# Sticky cylinder



## eafarmer (Aug 10, 2013)

I just bought a new Taurus .357 Mag revolver (4 inch barrel). Before taking to firing range, I thought I'd load in some Mag shells, and verify the 
rotation of the cylinder by bringing back the hammer and then pulling the trigger (with thumb always on the hammer). The cylinder at first 
wouldn't even close; by force, closed the cylinder but then the cylinder wouldn't rotate at all. Loaded in some .38 special ammo, and the 
cylinder gave 3 slot rotations before freezing on the fourth bullet. Kept at it, and finally was able to get a full rotation of the cylinder.
Tried the .357 Mag's again, and was able to get about 3 slot rotations of the cylinder before binding on the fourth bullet. 
Question: Is this gun machined too tight i.e., not enough clearance between the back of the cylinder and the firing pin face, or do I just need
to fire some rounds to get that part of the gun "loosened" up?
thanks
p.s.

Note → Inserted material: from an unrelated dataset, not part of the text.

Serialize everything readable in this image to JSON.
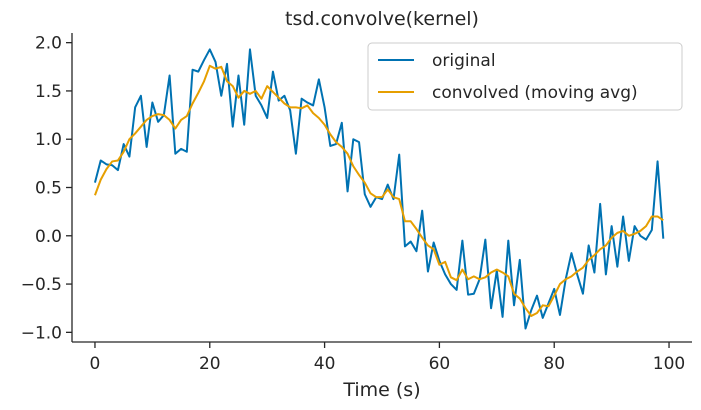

Taurus .357 Mag Tracker model
==========================================


----------



## pic (Nov 14, 2009)

might need a good cleaning especially around the star area


----------



## Overkill0084 (Nov 28, 2010)

+1 on cleaning. My 85UL was full of blast media, Taurus QC isn't known for their vigilance. I suspect that this isn't the sort of thing you want to fix with firing.
On a new revolver, everything should function correctly from the get-go. Firing/use should smooth things up somewhat, but it won't fix stuff that's just plain wrong.
If a thorough cleaning/going through doesn't get it cycling correctly, it's time to call Taurus...or if you're lucky, the place you bought it might be nice enough to help you out. 
FWIW, it's stuff like this that keeps me from buying another Taurus.


----------



## Pistol Pete (Jan 8, 2010)

Another new Taurus that doesn't work. If cleaning doesn't take care of the problem send it back to Taurus for repair and cross your fingers.


----------



## berettatoter (Sep 1, 2011)

Yeah, sorry to hear your having some problems. Unfortunately, I have owned some Taurus guns that were very good, and some were not. I don't, like said above, think they spend enough time on their final inspection process. If they did, stuff like that would be caught "in factory", before it got out to the shelves.


----------